Dust--An Ode to Spring

  Luke liked to throw the windows wide open on the first warm day of Spring. As soon as he would leave for work, Bonnie would go through the house and close them. She would get out her cleaning supplies and try to rid the house of the pollen. The yellow grit covered every surface.
  Bonnie would mutter unkind things about Luke under her breath as she wiped down the windowsills. She knew both the griping and the wiping were futile because Luke would open the windows again as soon as he got home, and they would argue about the dust.
  The Spring day when Bonnie realized she was pregnant, Luke didn't open the windows. "You can run the air if you like," he said, kissing her goodbye as she rested her forehead on the toilet seat. Bonnie was touched--for all of ten seconds. She figured his thoughtfulness wouldn't last much longer than pollen season.

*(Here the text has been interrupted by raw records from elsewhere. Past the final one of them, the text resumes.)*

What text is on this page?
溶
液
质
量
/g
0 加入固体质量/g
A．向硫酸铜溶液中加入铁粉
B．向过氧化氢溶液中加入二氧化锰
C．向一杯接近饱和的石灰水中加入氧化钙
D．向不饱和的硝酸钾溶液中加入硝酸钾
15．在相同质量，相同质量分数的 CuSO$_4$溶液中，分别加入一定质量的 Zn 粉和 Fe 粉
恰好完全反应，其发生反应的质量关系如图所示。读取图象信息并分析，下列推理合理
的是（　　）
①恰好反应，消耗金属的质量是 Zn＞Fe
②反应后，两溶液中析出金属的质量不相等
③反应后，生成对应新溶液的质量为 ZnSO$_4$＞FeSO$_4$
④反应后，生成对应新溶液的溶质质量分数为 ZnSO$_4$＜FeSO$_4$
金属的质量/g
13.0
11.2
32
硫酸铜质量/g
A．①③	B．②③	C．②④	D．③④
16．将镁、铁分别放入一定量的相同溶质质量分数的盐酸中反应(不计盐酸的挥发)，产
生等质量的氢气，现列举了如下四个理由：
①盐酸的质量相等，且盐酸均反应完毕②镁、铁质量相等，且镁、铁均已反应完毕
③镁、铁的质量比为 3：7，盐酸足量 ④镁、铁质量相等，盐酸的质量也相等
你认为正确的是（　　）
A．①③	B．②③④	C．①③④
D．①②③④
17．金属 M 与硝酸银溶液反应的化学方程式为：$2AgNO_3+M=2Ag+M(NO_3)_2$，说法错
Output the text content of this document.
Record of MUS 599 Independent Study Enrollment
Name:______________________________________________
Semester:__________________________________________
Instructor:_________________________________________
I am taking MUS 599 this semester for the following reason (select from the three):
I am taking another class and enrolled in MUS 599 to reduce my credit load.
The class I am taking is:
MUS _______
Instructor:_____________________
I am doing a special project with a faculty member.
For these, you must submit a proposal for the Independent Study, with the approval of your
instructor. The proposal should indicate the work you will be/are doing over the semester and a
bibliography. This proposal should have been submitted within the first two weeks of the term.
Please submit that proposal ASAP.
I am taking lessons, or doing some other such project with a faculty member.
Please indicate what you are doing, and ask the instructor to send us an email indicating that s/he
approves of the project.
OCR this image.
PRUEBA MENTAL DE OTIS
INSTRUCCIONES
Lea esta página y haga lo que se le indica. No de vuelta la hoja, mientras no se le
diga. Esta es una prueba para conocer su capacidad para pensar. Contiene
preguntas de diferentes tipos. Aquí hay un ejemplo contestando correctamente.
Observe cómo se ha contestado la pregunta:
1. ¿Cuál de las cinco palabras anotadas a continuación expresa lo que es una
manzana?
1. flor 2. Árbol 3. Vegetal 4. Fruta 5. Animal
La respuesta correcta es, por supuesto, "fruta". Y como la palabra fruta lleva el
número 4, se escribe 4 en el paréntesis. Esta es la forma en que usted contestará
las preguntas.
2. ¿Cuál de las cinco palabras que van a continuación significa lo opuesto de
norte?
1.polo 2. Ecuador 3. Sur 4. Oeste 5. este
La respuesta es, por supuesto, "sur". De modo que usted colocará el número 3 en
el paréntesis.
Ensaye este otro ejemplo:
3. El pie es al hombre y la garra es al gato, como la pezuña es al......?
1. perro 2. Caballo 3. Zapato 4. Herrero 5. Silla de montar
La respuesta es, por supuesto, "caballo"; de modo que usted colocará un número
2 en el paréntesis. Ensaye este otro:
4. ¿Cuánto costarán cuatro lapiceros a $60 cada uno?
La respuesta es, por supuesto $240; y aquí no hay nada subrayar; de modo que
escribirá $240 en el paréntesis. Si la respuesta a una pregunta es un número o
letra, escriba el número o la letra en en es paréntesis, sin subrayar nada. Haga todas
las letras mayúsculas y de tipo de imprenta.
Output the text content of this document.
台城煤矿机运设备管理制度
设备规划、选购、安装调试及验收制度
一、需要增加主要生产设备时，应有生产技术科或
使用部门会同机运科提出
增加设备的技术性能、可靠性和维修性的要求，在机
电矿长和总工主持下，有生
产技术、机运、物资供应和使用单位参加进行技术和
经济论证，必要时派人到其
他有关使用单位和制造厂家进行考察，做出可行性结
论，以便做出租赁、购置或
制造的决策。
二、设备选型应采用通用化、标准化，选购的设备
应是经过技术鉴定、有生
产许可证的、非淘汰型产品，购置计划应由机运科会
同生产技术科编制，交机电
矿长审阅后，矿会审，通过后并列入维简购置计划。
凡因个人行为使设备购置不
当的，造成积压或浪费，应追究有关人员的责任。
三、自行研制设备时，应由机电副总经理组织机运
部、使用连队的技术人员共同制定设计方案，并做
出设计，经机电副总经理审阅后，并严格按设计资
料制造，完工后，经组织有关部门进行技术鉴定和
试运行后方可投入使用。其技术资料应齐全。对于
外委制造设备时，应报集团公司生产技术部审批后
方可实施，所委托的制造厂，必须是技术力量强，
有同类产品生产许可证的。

  It seemed stupid to argue about something as small and fleeting as dust. Bonnie thought about the baby, who was probably no bigger than a grain of dust, who was causing her all this misery. She thought about Luke who seemed to float from job to job like the drifting pollen. She thought about the dust in her father's urn at the VA cemetery. Bonnie hoped the baby was a boy so she could name him after her father, but she knew Luke wanted a girl.
  It seemed like minutiae in the larger scheme of things. Ashes to ashes, dust to dust.
  Bonnie's thoughts drifted like dust as she managed to get to her feet. She washed her face at the sink and decided she felt too horrible to wage war on yellow dust that day.